Der Ökosystem-Vorteil

All diese Alternativen kämpfen gegen CUDAs 18-jährigen Vorsprung:

  • Millionen Zeilen optimierter Code
  • Tausende trainierte Entwickler
  • Tiefe Framework-Integration
  • Umfangreiches Tooling

Hardware wechseln heißt oft: Code neu schreiben, Teams umschulen, Workflows ändern.

Für Entwickler und Unternehmen

Wann welche GPU?

RTX 4090 (Consumer)

  • Entwicklung und Prototyping
  • Finetuning kleiner Modelle
  • Inferenz bis ~13B Parameter

A100 (Datacenter, vorherige Gen)

  • Gute Verfügbarkeit
  • Ausreichend für viele Workloads
  • Geringere Kosten als H100

H100 (Datacenter, aktuell)

  • Großes Modelltraining
  • Höchste Inferenz-Durchsatz
  • Wenn Geld keine Rolle spielt

Cloud vs.

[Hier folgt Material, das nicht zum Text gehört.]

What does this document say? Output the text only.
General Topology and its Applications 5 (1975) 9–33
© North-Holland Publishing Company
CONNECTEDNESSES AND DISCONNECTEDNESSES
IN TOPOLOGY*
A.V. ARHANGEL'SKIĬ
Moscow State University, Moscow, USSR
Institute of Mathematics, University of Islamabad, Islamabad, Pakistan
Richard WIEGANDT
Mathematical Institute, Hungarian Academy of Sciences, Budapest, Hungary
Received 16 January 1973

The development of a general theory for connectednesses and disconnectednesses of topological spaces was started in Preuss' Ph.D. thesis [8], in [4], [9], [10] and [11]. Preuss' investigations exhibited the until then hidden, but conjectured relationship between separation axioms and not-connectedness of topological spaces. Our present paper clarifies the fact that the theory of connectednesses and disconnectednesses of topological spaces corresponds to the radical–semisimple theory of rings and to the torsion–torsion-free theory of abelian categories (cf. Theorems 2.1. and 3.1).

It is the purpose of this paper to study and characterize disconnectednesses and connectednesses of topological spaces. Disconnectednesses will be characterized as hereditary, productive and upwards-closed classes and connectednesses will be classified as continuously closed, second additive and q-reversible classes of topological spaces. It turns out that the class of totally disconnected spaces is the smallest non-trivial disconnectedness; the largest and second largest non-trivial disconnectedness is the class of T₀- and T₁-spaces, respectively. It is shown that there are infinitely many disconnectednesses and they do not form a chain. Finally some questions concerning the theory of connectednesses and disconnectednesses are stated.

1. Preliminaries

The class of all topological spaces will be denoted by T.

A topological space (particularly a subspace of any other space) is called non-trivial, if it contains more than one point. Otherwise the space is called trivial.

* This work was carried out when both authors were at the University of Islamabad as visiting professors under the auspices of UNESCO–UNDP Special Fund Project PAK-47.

On-Premise

Cloud-Vorteile:

  • Keine Vorabkosten
  • Skaliert nach Bedarf
  • Neueste Hardware verfügbar

On-Premise-Vorteile:

  • Bei hoher Auslastung günstiger
  • Volle Kontrolle
  • Keine Abhängigkeit

Faustregel: Ab ~50% Auslastung lohnt sich On-Premise.

Ausblick: Blackwell und darüber hinaus

Die B100 (Blackwell) bringt:

  • 2× mehr Transistoren
  • Deutlich mehr HBM
  • NVLink 5.0 mit 1,8 TB/s
  • Neue Tensor Core Generation

Der Trend: Mehr Speicher, mehr Bandbreite, mehr Tensor-Performance. Die Grenzen des Moore’schen Gesetzes werden durch Spezialisierung und Packaging-Innovationen (Chiplets, 3D-Stacking) umgangen.

NVIDIA bleibt der Standard – nicht weil die Hardware unschlagbar ist, sondern weil das Ökosystem alternativlos ist. Für die absehbare Zukunft bedeutet “KI entwickeln” in den meisten Fällen “auf NVIDIA entwickeln”.